Iraq is Threatened by Catastrophic Drought
“I once rescued a friend from drowning when he was swept away by the force of the current as we were swimming in the Diyala river,” says Qasim Sabti, a painter and gallery owner in Baghdad.
“That was fifty years ago,” he recalls. “I went back there recently and the water in the Diyala is so shallow today that a man could walk across it with his dog.”
The rivers of Iraq, above all the Tigris and Euphrates, are drying up. The country is becoming more arid, and desertification is eating into the limited amount of agricultural land.
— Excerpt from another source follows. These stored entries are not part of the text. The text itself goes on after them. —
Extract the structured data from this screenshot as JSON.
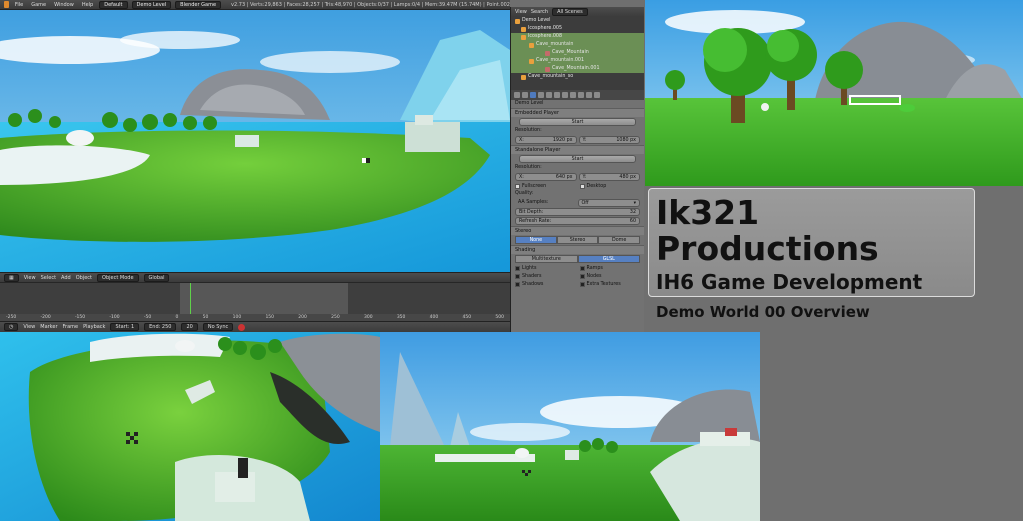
{
  "header": {
    "menus": [
      "File",
      "Game",
      "Window",
      "Help"
    ],
    "layout": "Default",
    "scene": "Demo Level",
    "engine": "Blender Game",
    "stats": "v2.73 | Verts:29,863 | Faces:28,257 | Tris:48,970 | Objects:0/37 | Lamps:0/4 | Mem:39.47M (15.74M) | Point.002"
  },
  "timeline_header": {
    "menus": [
      "View",
      "Select",
      "Add",
      "Object"
    ],
    "mode": "Object Mode",
    "orientation": "Global"
  },
  "timeline": {
    "ruler": [
      "-250",
      "-200",
      "-150",
      "-100",
      "-50",
      "0",
      "50",
      "100",
      "150",
      "200",
      "250",
      "300",
      "350",
      "400",
      "450",
      "500"
    ],
    "footer_menus": [
      "View",
      "Marker",
      "Frame",
      "Playback"
    ],
    "start": "Start: 1",
    "end": "End: 250",
    "current": "20",
    "sync": "No Sync"
  },
  "outliner": {
    "menus": [
      "View",
      "Search"
    ],
    "filter": "All Scenes",
    "rows": [
      {
        "label": "Demo Level",
        "kind": "scene",
        "selected": false
      },
      {
        "label": "Icosphere.005",
        "kind": "mesh",
        "selected": false
      },
      {
        "label": "Icosphere.008",
        "kind": "mesh",
        "selected": true
      },
      {
        "label": "Cave_mountain",
        "kind": "mesh",
        "selected": true
      },
      {
        "label": "Cave_Mountain",
        "kind": "mat",
        "selected": true
      },
      {
        "label": "Cave_mountain.001",
        "kind": "mesh",
        "selected": true
      },
      {
        "label": "Cave_Mountain.001",
        "kind": "mat",
        "selected": true
      },
      {
        "label": "Cave_mountain_so",
        "kind": "mesh",
        "selected": false
      }
    ]
  },
  "properties": {
    "crumb": "Demo Level",
    "embedded_section": "Embedded Player",
    "start_label": "Start",
    "resolution_label": "Resolution:",
    "embedded_res": {
      "x": "X:",
      "x_val": "1920 px",
      "y": "Y:",
      "y_val": "1080 px"
    },
    "standalone_section": "Standalone Player",
    "standalone_res": {
      "x": "X:",
      "x_val": "640 px",
      "y": "Y:",
      "y_val": "480 px"
    },
    "fullscreen": "Fullscreen",
    "desktop": "Desktop",
    "quality": "Quality:",
    "aa_label": "AA Samples:",
    "aa_value": "Off",
    "bit_depth": "Bit Depth:",
    "bit_depth_val": "32",
    "refresh": "Refresh Rate:",
    "refresh_val": "60",
    "stereo_section": "Stereo",
    "stereo_options": [
      "None",
      "Stereo",
      "Dome"
    ],
    "shading_section": "Shading",
    "shading_options": [
      "Multitexture",
      "GLSL"
    ],
    "checks_left": [
      "Lights",
      "Shaders",
      "Shadows"
    ],
    "checks_right": [
      "Ramps",
      "Nodes",
      "Extra Textures"
    ]
  },
  "title_card": {
    "line1": "Ik321 Productions",
    "line2": "IH6 Game Development",
    "line3": "Demo World 00 Overview"
  },
  "colors": {
    "sky": "#4aa6e0",
    "grass": "#3fae2a",
    "water": "#1fb7e6",
    "selection": "#6b8f55",
    "accent": "#5680c2"
  }
}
Dams built upriver in Turkey, Syria and Iran since the 1970s have reduced the flow of water that reaches Iraq by as much as half and the situation is about to get worse.
“On 1 July, Turkey will start filling the Ilisu dam on the Tigris and this will cause another decline in the inflows to our country of about 50 per cent,” Hassan Janabi, minister of water resources, told The Independent.
He says that Iraq used to get 30 billion cubic metres of water a year from the Euphrates, but now “we are happy if we get 16 billion cubic metres”.
As Iraq begins to recover from 40 years of wars and emergences, its existence is being threatened by the rapidly falling water levels in the two great rivers on which its people depend.
It was on their banks that the first cities were established cities 8,000 years ago and where the flood stories of Gilgamesh and the Bible were first told.
Such floods are now a thing of the past – the last was in 1988 – and each year the amount of water taken by Iraq’s neighbours has been rising.